Even if there were an emotional “breakthrough”, it would be at a great hidden cost, as there is no way to avoid the child’s feelings of anger, frustration, resentment, and betrayal. Like spanking and all other forms of punishment, the child may appear to comply, while his deeper feelings become submerged until they can be more freely expressed. Further, where force is used, the authenticity of any “success” is forever in doubt.
As an alternative, Ms. Hunt suggests meeting the child’s legitimate needs (undivided attention, food, sleep, attention to hidden allergies, relief of family stress factors, etc.) Where force is simply unavoidable (the proverbial child running into a street), it should be kept to the barest minimum possible, and followed by gentle explanations and apologies.
On the site, bigthink.com, there was an article titled, Holding Therapy: Blowing The Whistle on Institutionalized Child Abuse in the UK. The article begins by stating that a “bizarre and potentially inhumane treatment which originated in the US” was being used on children in the UK using techniques including scheduled holding, binding, rib cage stimulation and/or licking.

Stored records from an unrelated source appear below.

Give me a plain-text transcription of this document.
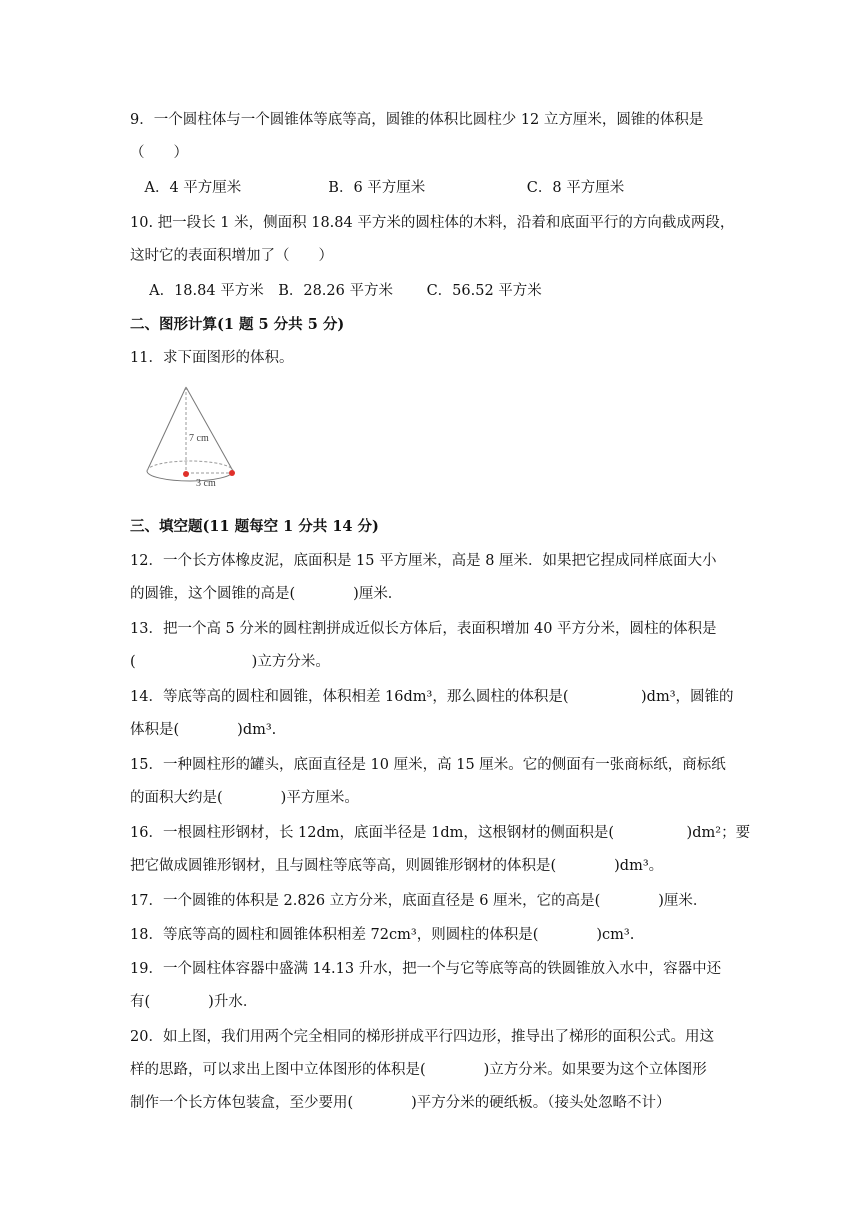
9．一个圆柱体与一个圆锥体等底等高，圆锥的体积比圆柱少 12 立方厘米，圆锥的体积是
（　　）
　A．4 平方厘米　　　　　　B．6 平方厘米　　　　　　　C．8 平方厘米
10. 把一段长 1 米，侧面积 18.84 平方米的圆柱体的木料，沿着和底面平行的方向截成两段，
这时它的表面积增加了（　　）
　 A．18.84 平方米　B．28.26 平方米　　 C．56.52 平方米
二、图形计算(1 题 5 分共 5 分)
11．求下面图形的体积。
7 cm
3 cm
三、填空题(11 题每空 1 分共 14 分)
12．一个长方体橡皮泥，底面积是 15 平方厘米，高是 8 厘米．如果把它捏成同样底面大小
的圆锥，这个圆锥的高是(　　　　)厘米．
13．把一个高 5 分米的圆柱割拼成近似长方体后，表面积增加 40 平方分米，圆柱的体积是
(　　　　　　　　)立方分米。
14．等底等高的圆柱和圆锥，体积相差 16dm³，那么圆柱的体积是(　　　　　)dm³，圆锥的
体积是(　　　　)dm³.
15．一种圆柱形的罐头，底面直径是 10 厘米，高 15 厘米。它的侧面有一张商标纸，商标纸
的面积大约是(　　　　)平方厘米。
16．一根圆柱形钢材，长 12dm，底面半径是 1dm，这根钢材的侧面积是(　　　　　)dm²；要
把它做成圆锥形钢材，且与圆柱等底等高，则圆锥形钢材的体积是(　　　　)dm³。
17．一个圆锥的体积是 2.826 立方分米，底面直径是 6 厘米，它的高是(　　　　)厘米．
18．等底等高的圆柱和圆锥体积相差 72cm³，则圆柱的体积是(　　　　)cm³.
19．一个圆柱体容器中盛满 14.13 升水，把一个与它等底等高的铁圆锥放入水中，容器中还
有(　　　　)升水．
20．如上图，我们用两个完全相同的梯形拼成平行四边形，推导出了梯形的面积公式。用这
样的思路，可以求出上图中立体图形的体积是(　　　　)立方分米。如果要为这个立体图形
制作一个长方体包装盒，至少要用(　　　　)平方分米的硬纸板。（接头处忽略不计）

Similar but less physically coercive approaches may involve holding the child and psychologically encouraging the child to vent anger toward the parent with the intended purpose of making the child “regress” and attach. The induction of anger is done out of the belief that existing anger blocks attachment and must be “drained” before attachment can occur.

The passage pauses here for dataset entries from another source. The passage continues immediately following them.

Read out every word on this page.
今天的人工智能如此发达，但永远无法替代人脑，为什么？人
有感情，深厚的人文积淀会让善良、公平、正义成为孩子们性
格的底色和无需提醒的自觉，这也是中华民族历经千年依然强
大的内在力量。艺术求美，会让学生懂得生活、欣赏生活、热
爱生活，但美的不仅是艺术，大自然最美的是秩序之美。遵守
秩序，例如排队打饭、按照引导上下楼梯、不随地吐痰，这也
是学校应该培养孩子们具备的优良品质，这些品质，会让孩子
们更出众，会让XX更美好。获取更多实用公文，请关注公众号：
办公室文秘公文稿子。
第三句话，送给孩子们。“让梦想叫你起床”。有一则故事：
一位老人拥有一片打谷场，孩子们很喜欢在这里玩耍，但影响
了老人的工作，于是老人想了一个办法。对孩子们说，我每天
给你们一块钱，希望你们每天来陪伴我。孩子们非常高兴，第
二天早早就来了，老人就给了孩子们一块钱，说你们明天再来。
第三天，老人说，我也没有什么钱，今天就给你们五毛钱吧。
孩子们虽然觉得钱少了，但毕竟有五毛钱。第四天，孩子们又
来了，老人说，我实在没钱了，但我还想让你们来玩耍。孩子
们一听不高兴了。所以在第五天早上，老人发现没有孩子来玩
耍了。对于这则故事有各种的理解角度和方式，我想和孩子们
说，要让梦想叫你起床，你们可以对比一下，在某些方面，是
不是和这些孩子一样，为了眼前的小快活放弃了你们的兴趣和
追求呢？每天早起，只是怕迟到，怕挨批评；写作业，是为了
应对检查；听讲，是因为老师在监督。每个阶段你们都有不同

The therapy goes under the names of holding therapy, rage reduction therapy, re-birthing and attachment therapy. It actively induces rage and has only the vaguest background in John Bowlby’s renowned theory of attachment.
According to Professor of Psychology, Jean Mercer, in her piece, Adoption and Fostering, “holding therapy has never been shown to be safe and effective by independently-conducted systematic research designed to show results objectively. Rather than an evidence-based treatment, it is one supported primarily by anecdotes and testimonials that come from parents and therapists rather than the children who experienced the treatment.”

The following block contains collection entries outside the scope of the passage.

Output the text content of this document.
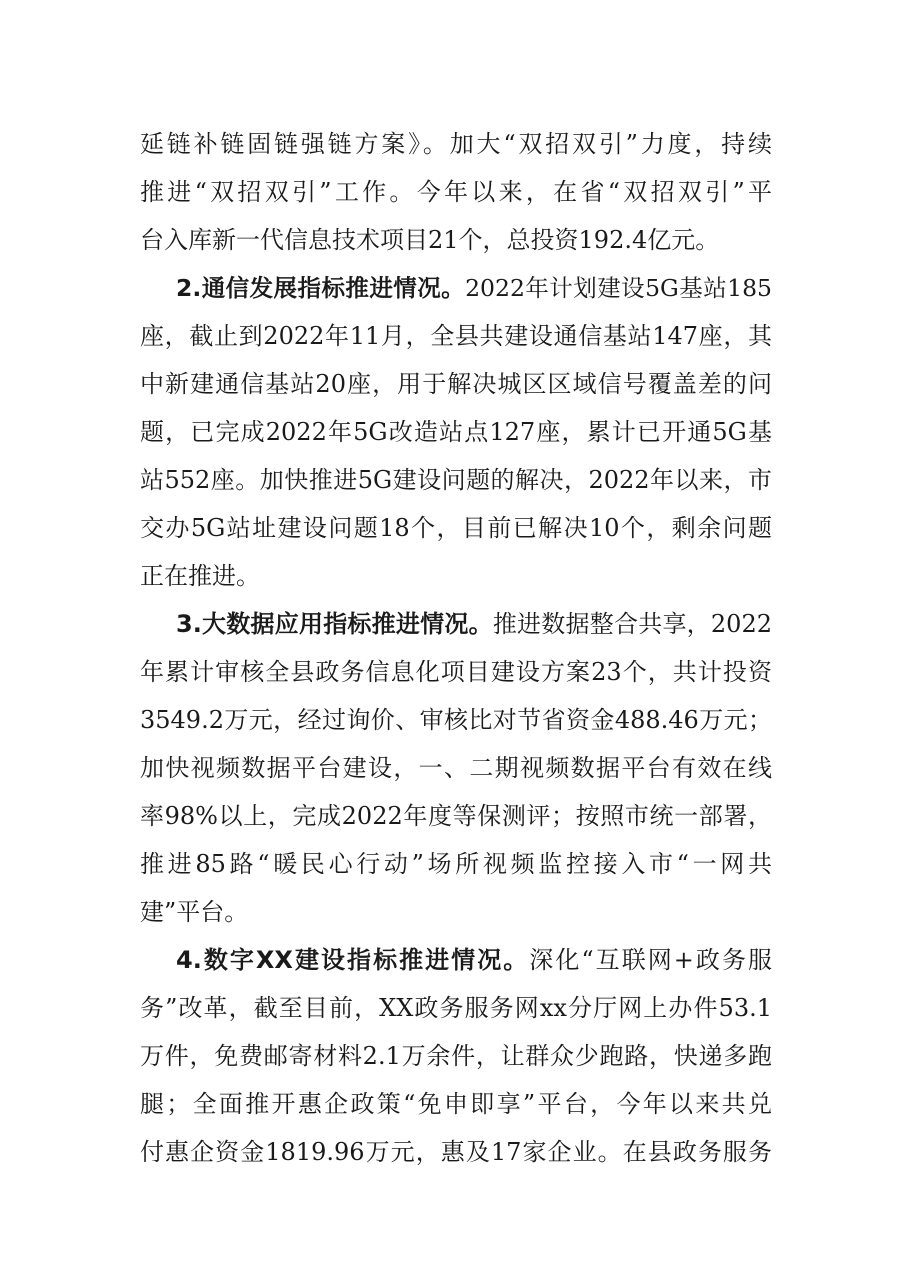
延链补链固链强链方案》。加大“双招双引”力度，持续
推进“双招双引”工作。今年以来，在省“双招双引”平
台入库新一代信息技术项目21个，总投资192.4亿元。
2.通信发展指标推进情况。2022年计划建设5G基站185
座，截止到2022年11月，全县共建设通信基站147座，其
中新建通信基站20座，用于解决城区区域信号覆盖差的问
题，已完成2022年5G改造站点127座，累计已开通5G基
站552座。加快推进5G建设问题的解决，2022年以来，市
交办5G站址建设问题18个，目前已解决10个，剩余问题
正在推进。
3.大数据应用指标推进情况。推进数据整合共享，2022
年累计审核全县政务信息化项目建设方案23个，共计投资
3549.2万元，经过询价、审核比对节省资金488.46万元；
加快视频数据平台建设，一、二期视频数据平台有效在线
率98%以上，完成2022年度等保测评；按照市统一部署，
推进85路“暖民心行动”场所视频监控接入市“一网共
建”平台。
4.数字XX建设指标推进情况。深化“互联网+政务服
务”改革，截至目前，XX政务服务网xx分厅网上办件53.1
万件，免费邮寄材料2.1万余件，让群众少跑路，快递多跑
腿；全面推开惠企政策“免申即享”平台，今年以来共兑
付惠企资金1819.96万元，惠及17家企业。在县政务服务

That’s what I heard from Dr. Marvin.
In the blog, charlydmiller.com, I read her piece titled, A Near Death Holding Therapy Survivor’s Story, about an email she received from someone who had had a traumatic experience in holding therapy. In short, the patient spoke of the same kind physical restrictions in the sessions and a lasting effect it had on her ability to trust, among other things. But these were from the 1970’s. Still, I got the picture.
Trying to play devil’s advocate, I thought about therapies that I’d experimented with that were perceived by outsiders as “bizarre and inhumane.” In 1979, I did the est training in a hotel room in Boston. Indeed I wasn’t allowed to go to the bathroom and, at one point, I had such a ferocious headache I thought I’d throw up. I raised my hand and was given an airsickness bag. It was uncomfortable but not traumatic. In fact, it was an eye-opening experience. Similarly, in the 1980’s I tried rebirthing. It sounded interesting but was kind of a let down. There was no holding other than comforting by a “facilitator” but I had trouble imagining myself in my mom’s womb, at birth or in infancy. I did my best while other people in the room were clearly having very strong reactions. I must have been doing something wrong.
Which brings me back to Dr. Martha Welch and her 1989 book, Holding Time. Surely this would shed a positive light to balance my report. According to childrenintherapy.org, she was a clinical professor at Columbia with all sorts of impressive credentials and associations. Unfortunately, in 2003, the Acting Chairman of Columbia’s Psychiatry Department distanced himself from her work. “…Dr. Welch does not utilize bonding therapy or related techniques in her work as part of the Department of Psychiatry. Her efforts here are devoted to non-clinical research. Her work on bonding therapy is conducted outside of her departmental activities.”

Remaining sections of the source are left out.